Getting paid for (all) your work
Why do designers give up the copyright on their work so cheaply? Why don’t consultancies value their own intellectual property? And what can the design industry learn from other (more organised) sectors?
In this week’s Designer Breakfast, which looked to address these issues, Susan Griggs, a photographers’ agent who fought the battle to change UK law to allow photographers and illustrators to keep the copyright of their work, urged designers to unite and be more forceful for the rights to their intellectual property.
On one level, Griggs’ argument was very simple – if you’re creating something for a client – say a photograph for an advert, then the client should pay you for that particular usage. If the client then wants to, for example, broadcast that photograph in space, then they should pay you again.
This is the model that works in photography, in TV and in many other industries – so why not in design? Why do we get instances like that highlighted by Luke Pearson of Pearson Lloyd, who says his consultancy was involved in a pitch for a project that could have been worth £2 million for the client – and for a token fee of £5000 Pearson Lloyd was asked to hand over its IP?
Well for one thing the design industry isn’t like other sectors, it’s sprawling, disconnected and touches on every type of creation for every type of client. It’s not as clear-cut as, for example, photography.
But there are other, more solvable, reasons. For starters, IP and copyright (along with many other business issues) are barely covered on most design courses. The result is a situation where design graduates have spent three or four years honing their craft skills only to be released into the industry with no idea of how to make money – and avoid getting ripped off by clients.
There also seems to be a lack of communication over the issue.
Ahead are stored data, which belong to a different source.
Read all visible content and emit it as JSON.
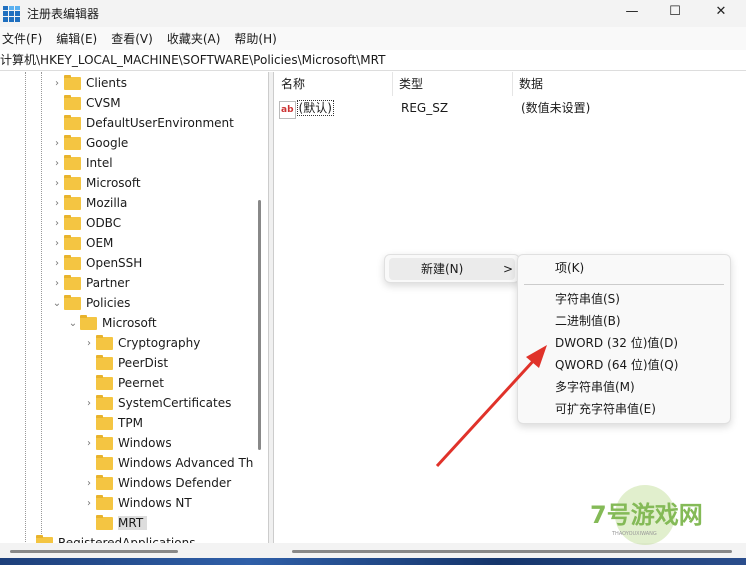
{
  "window": {
    "title": "注册表编辑器",
    "minimize": "—",
    "maximize": "☐",
    "close": "✕"
  },
  "menubar": [
    "文件(F)",
    "编辑(E)",
    "查看(V)",
    "收藏夹(A)",
    "帮助(H)"
  ],
  "address": "计算机\\HKEY_LOCAL_MACHINE\\SOFTWARE\\Policies\\Microsoft\\MRT",
  "tree": [
    {
      "label": "Clients",
      "level": 1,
      "expander": "collapsed"
    },
    {
      "label": "CVSM",
      "level": 1,
      "expander": "none"
    },
    {
      "label": "DefaultUserEnvironment",
      "level": 1,
      "expander": "none"
    },
    {
      "label": "Google",
      "level": 1,
      "expander": "collapsed"
    },
    {
      "label": "Intel",
      "level": 1,
      "expander": "collapsed"
    },
    {
      "label": "Microsoft",
      "level": 1,
      "expander": "collapsed"
    },
    {
      "label": "Mozilla",
      "level": 1,
      "expander": "collapsed"
    },
    {
      "label": "ODBC",
      "level": 1,
      "expander": "collapsed"
    },
    {
      "label": "OEM",
      "level": 1,
      "expander": "collapsed"
    },
    {
      "label": "OpenSSH",
      "level": 1,
      "expander": "collapsed"
    },
    {
      "label": "Partner",
      "level": 1,
      "expander": "collapsed"
    },
    {
      "label": "Policies",
      "level": 1,
      "expander": "expanded"
    },
    {
      "label": "Microsoft",
      "level": 2,
      "expander": "expanded"
    },
    {
      "label": "Cryptography",
      "level": 3,
      "expander": "collapsed"
    },
    {
      "label": "PeerDist",
      "level": 3,
      "expander": "none"
    },
    {
      "label": "Peernet",
      "level": 3,
      "expander": "none"
    },
    {
      "label": "SystemCertificates",
      "level": 3,
      "expander": "collapsed"
    },
    {
      "label": "TPM",
      "level": 3,
      "expander": "none"
    },
    {
      "label": "Windows",
      "level": 3,
      "expander": "collapsed"
    },
    {
      "label": "Windows Advanced Th",
      "level": 3,
      "expander": "none"
    },
    {
      "label": "Windows Defender",
      "level": 3,
      "expander": "collapsed"
    },
    {
      "label": "Windows NT",
      "level": 3,
      "expander": "collapsed"
    },
    {
      "label": "MRT",
      "level": 3,
      "expander": "none",
      "selected": true
    },
    {
      "label": "RegisteredApplications",
      "level": 0,
      "expander": "none"
    }
  ],
  "list": {
    "headers": [
      "名称",
      "类型",
      "数据"
    ],
    "rows": [
      {
        "name": "(默认)",
        "type": "REG_SZ",
        "data": "(数值未设置)"
      }
    ]
  },
  "context_menu": {
    "item": "新建(N)",
    "arrow": ">"
  },
  "submenu": [
    "项(K)",
    "字符串值(S)",
    "二进制值(B)",
    "DWORD (32 位)值(D)",
    "QWORD (64 位)值(Q)",
    "多字符串值(M)",
    "可扩充字符串值(E)"
  ],
  "watermark": {
    "text": "7号游戏网",
    "sub": "THAOYOUXIWANG"
  },
  "colors": {
    "arrow": "#e0322a",
    "folder": "#f4c542",
    "accent": "#1f6fbf"
  }
}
Several panellists at the Designer Breakfast asked whether or not the design industry had an organisation lobbying for change before an understandably frustrated Design Business Association chief executive Deborah Dawton pointed out that the DBA had – amongst other things – examples of contracts and case studies of copyright protection for designers to make use of.
Design is, of course, not like other sectors – it’s far bigger and it cuts far deeper. A one-size-fits-all approach to something like IP would be a disaster in design. But that leaves the onus on individual consultancies to solve their own problems – and there are plenty of organisations, not least the DBA and Anti-Copying in Design, to support them.